The introduction and use of this column has simplified the sorting and paging implementation in the API. Previously, all results were sorted using the root table's primary key which, given the use of a composite key structure in the Ed-Fi ODS, often involves multiple columns of varying data types. Additionally, the page-level inclusion of records was determined using the GUID-based "Id" column. The potentially poor performance characteristics of UUID-based indexes (with 128-bit values) are well documented, and the switch to using indexed 32-bit values has serendipitously improved the performance for existing API integrations that will still be using Limit/Offset paging.

The "Cursor Paging" Abstraction

Clients receive a Base64-encoded page token representing the AggregateId in the header of the response for each GET request. The page token values are built by Base64-encoding the AggregateId value that represents the following page's first record, and then lightly massaging the encoded value to make it URL-friendly. When the API receives a page token on a request, it reverses the processing back into an AggregateId value and incorporates it into the database queries appropriately.

Partitions Endpoint

While Limit/Offset Paging provides inherent support for parallel processing due to its "random access" characteristics, seek paging requires that pages be processed sequentially since each page is based on what was retrieved for the previous page.

To address this, a new /partitions child endpoint is supported for each resource. A window query is executed to split the entire data set available to the API client into equally sized "partitions", where each partition's starting point is represented by a record's AggregateId.

The construction of page tokens for a partition follows a similar process to the one described above, but the partition's page token includes the minimum and maximum AggregateId values of the partition. When the API client then requests pages using these tokens, the AggregateId values are incorporated into the page-level queries, as shown in the partial query listing below:

SELECT  r.AggregateId
FROM edfi.Grade AS r
WHERE AggregateId BETWEEN @MinAggregateId AND @MaxAggregateId
ORDER BY r.AggregateId

The API determines a new "minimum" AggregateId based on the last record returned with the current request and re-encodes it with the same "maximimum" AggregateId (which represents the end of the partition). The result is an opaque page token that allows a single client-side thread to process all the pages of a given partition sequentially in parallel with other threads processing pages from other partitions.

Performance Observations

While limited in scope, some performance evaluation of the various paging approaches was performed using the Northridge data set. The results below show timings of individual page requests of 5,000 items about 80% into the total scope of the data.

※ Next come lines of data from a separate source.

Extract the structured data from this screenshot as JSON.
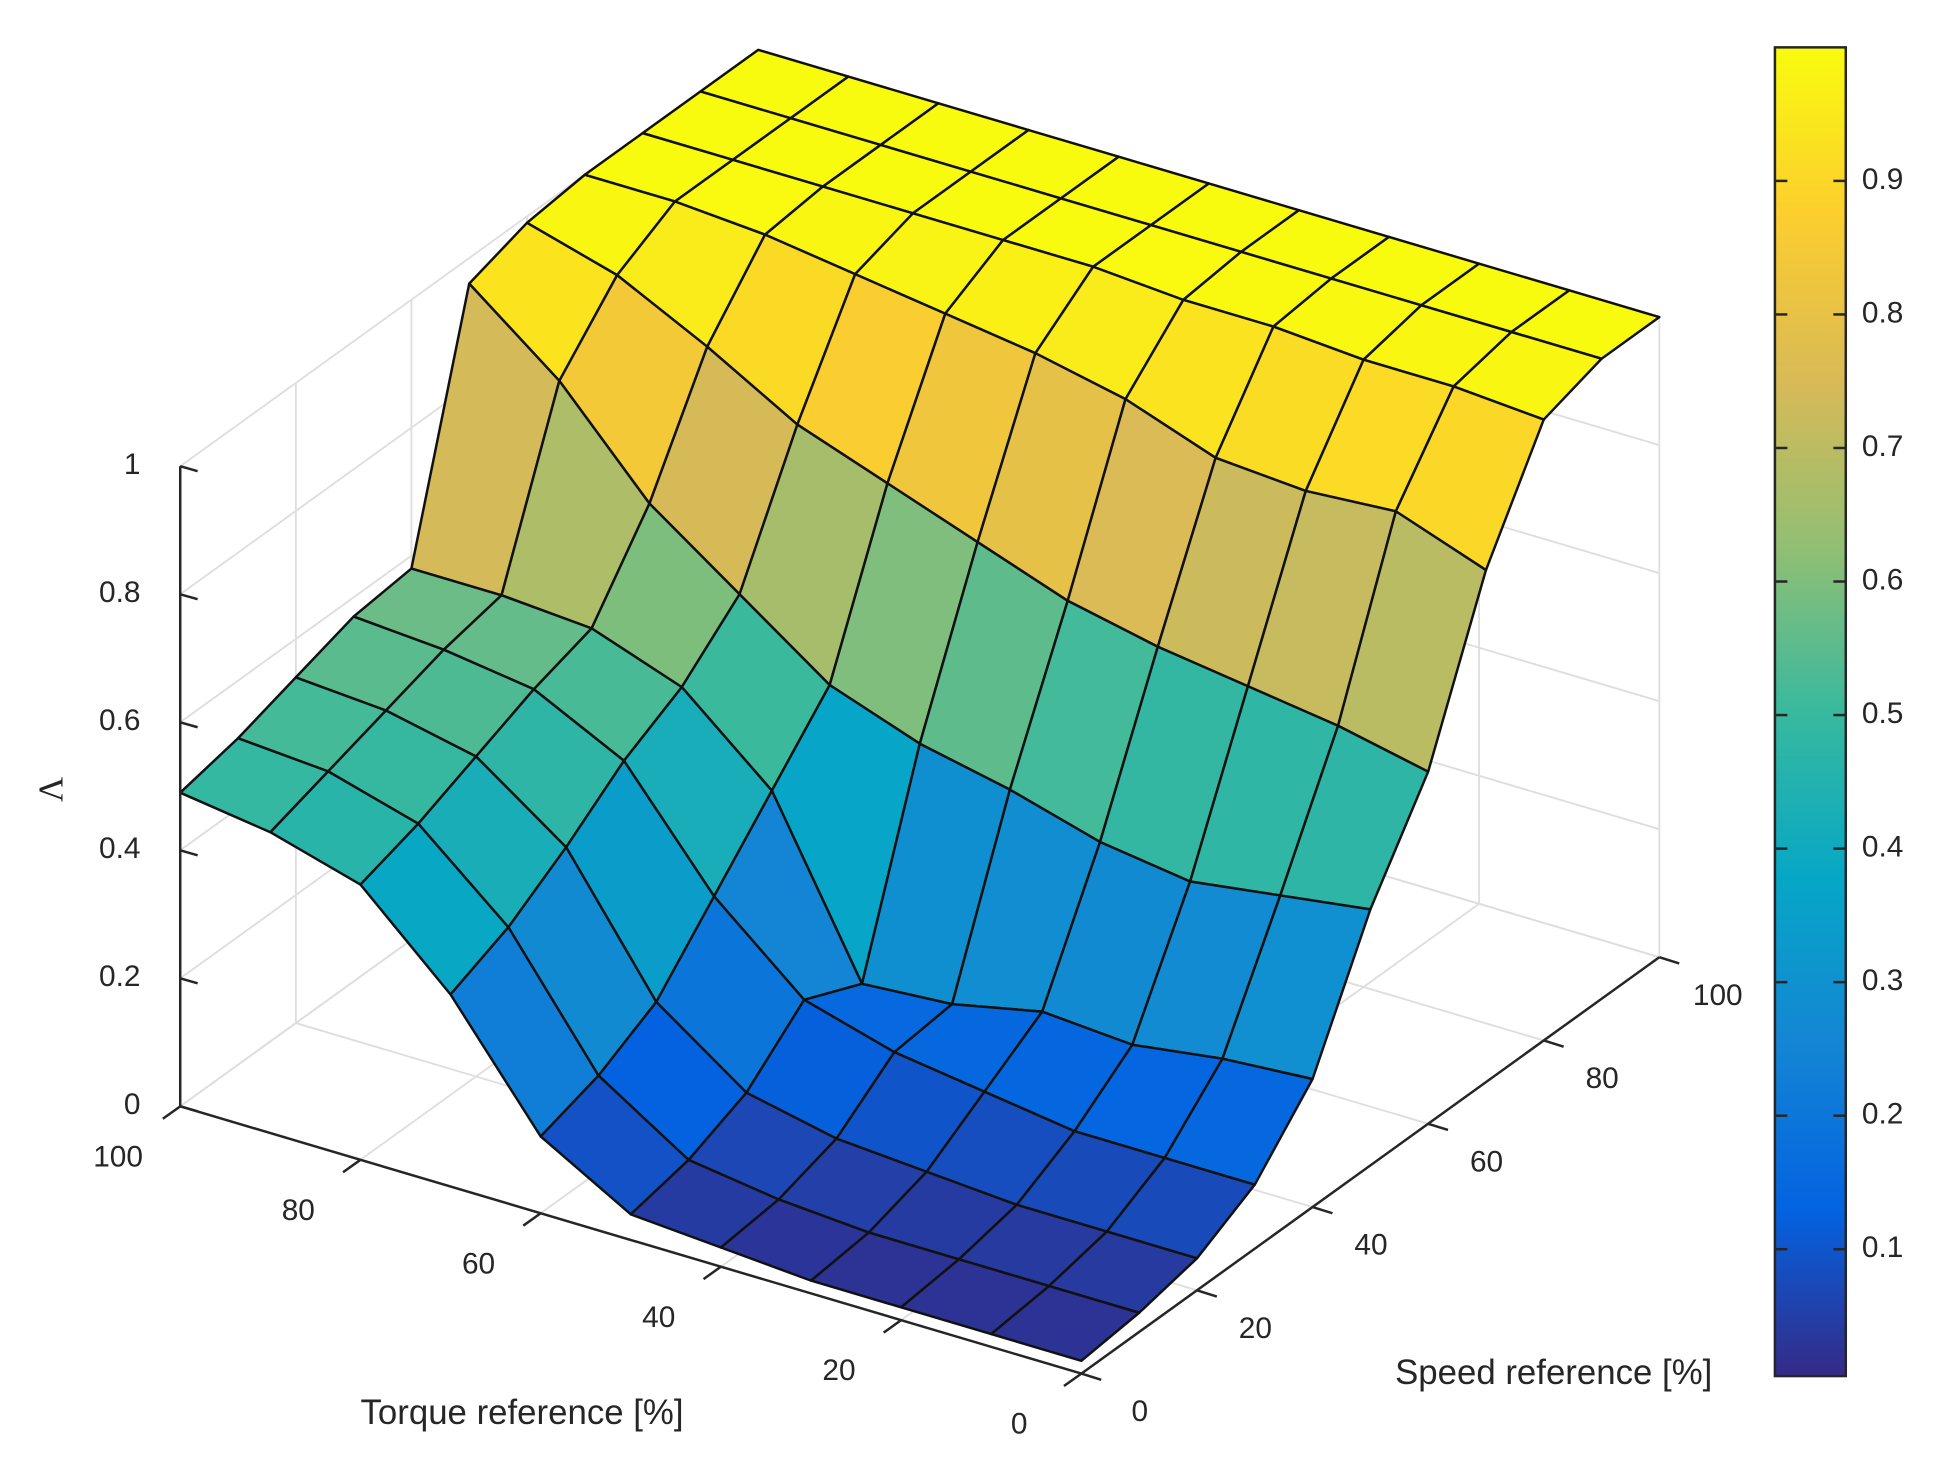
{
  "chart_data": {
    "type": "surface",
    "xlabel": "Torque reference [%]",
    "ylabel": "Speed reference [%]",
    "zlabel": "Λ",
    "x": [
      0,
      10,
      20,
      30,
      40,
      50,
      60,
      70,
      80,
      90,
      100
    ],
    "y": [
      0,
      10,
      20,
      30,
      40,
      50,
      60,
      70,
      80,
      90,
      100
    ],
    "z": [
      [
        0.02,
        0.02,
        0.02,
        0.02,
        0.03,
        0.04,
        0.12,
        0.3,
        0.43,
        0.47,
        0.49
      ],
      [
        0.03,
        0.03,
        0.03,
        0.03,
        0.04,
        0.06,
        0.15,
        0.34,
        0.46,
        0.5,
        0.51
      ],
      [
        0.05,
        0.05,
        0.05,
        0.06,
        0.07,
        0.1,
        0.2,
        0.4,
        0.5,
        0.53,
        0.54
      ],
      [
        0.1,
        0.1,
        0.1,
        0.12,
        0.14,
        0.18,
        0.3,
        0.47,
        0.54,
        0.56,
        0.57
      ],
      [
        0.2,
        0.19,
        0.17,
        0.18,
        0.15,
        0.14,
        0.4,
        0.52,
        0.57,
        0.58,
        0.58
      ],
      [
        0.4,
        0.38,
        0.36,
        0.38,
        0.42,
        0.45,
        0.5,
        0.6,
        0.7,
        0.85,
        0.96
      ],
      [
        0.55,
        0.58,
        0.6,
        0.62,
        0.65,
        0.7,
        0.75,
        0.8,
        0.88,
        0.95,
        0.99
      ],
      [
        0.8,
        0.85,
        0.84,
        0.85,
        0.9,
        0.93,
        0.95,
        0.97,
        0.99,
        1,
        1
      ],
      [
        0.97,
        0.98,
        0.98,
        0.99,
        0.99,
        1,
        1,
        1,
        1,
        1,
        1
      ],
      [
        1,
        1,
        1,
        1,
        1,
        1,
        1,
        1,
        1,
        1,
        1
      ],
      [
        1,
        1,
        1,
        1,
        1,
        1,
        1,
        1,
        1,
        1,
        1
      ]
    ],
    "xlim": [
      0,
      100
    ],
    "ylim": [
      0,
      100
    ],
    "zlim": [
      0,
      1
    ],
    "xticks": [
      0,
      20,
      40,
      60,
      80,
      100
    ],
    "yticks": [
      0,
      20,
      40,
      60,
      80,
      100
    ],
    "zticks": [
      0,
      0.2,
      0.4,
      0.6,
      0.8,
      1
    ],
    "clim": [
      0.005,
      1
    ],
    "colorbar_ticks": [
      0.1,
      0.2,
      0.3,
      0.4,
      0.5,
      0.6,
      0.7,
      0.8,
      0.9
    ],
    "colormap": [
      "#352a87",
      "#0363e1",
      "#1485d4",
      "#06a7c6",
      "#38b99e",
      "#92bf73",
      "#d9ba56",
      "#fcce2e",
      "#f9fb0e"
    ],
    "grid": true
  }
}
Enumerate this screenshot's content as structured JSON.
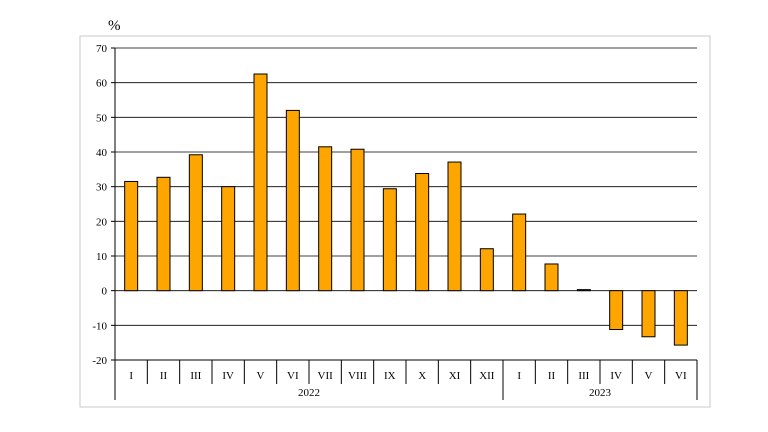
{
  "chart_data": {
    "type": "bar",
    "ylabel": "%",
    "ylim": [
      -20,
      70
    ],
    "yticks": [
      70,
      60,
      50,
      40,
      30,
      20,
      10,
      0,
      -10,
      -20
    ],
    "grid": true,
    "categories": [
      "I",
      "II",
      "III",
      "IV",
      "V",
      "VI",
      "VII",
      "VIII",
      "IX",
      "X",
      "XI",
      "XII",
      "I",
      "II",
      "III",
      "IV",
      "V",
      "VI"
    ],
    "years": [
      {
        "label": "2022",
        "count": 12
      },
      {
        "label": "2023",
        "count": 6
      }
    ],
    "values": [
      31.5,
      32.7,
      39.2,
      30.0,
      62.5,
      52.0,
      41.5,
      40.8,
      29.4,
      33.8,
      37.1,
      12.1,
      22.1,
      7.7,
      0.3,
      -11.2,
      -13.3,
      -15.7
    ],
    "bar_color": "#FFA500",
    "bar_stroke": "#000000"
  }
}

  • /ed-fi/studentGradebookEntries - 7M records, authorized using a single view join
  • /ed-fi/grades - 800K records, authorized using two view joins

Seek-based Paging -- Legacy Limit/Offset paging (based on "Id") vs. Seek-based paging

ResourceLimit/Offset (legacy)Seek-based
/grades11.28 s1.10 s
/studentGradebookEntries26.00 s0.86 s

Limit/Offset Paging -- Serendipitous improvement just from use of 32-bit AggregateId for sorting and paging

ResourceId-basedAggregateId-based
/grades11.28 s3.13 s
/studentGradebookEntries26.00 s2.95 s

Other Notes

Cursor paging was not implemented for the Change Queries child endpoints /keyChanges and /deletes since the primary benefits for the paging approach will be seen on larger data sets and there should be significantly fewer items to process on these endpoints. Additionally, these endpoints will generally be accessed by API clients performing change processing using minChangeVersion and/or maxChangeVersion parameters which will apply criteria to the queries using the indexed ChangeVersion column. These queries will exhibit similar performance characteristics to those using AggregateId range constraints.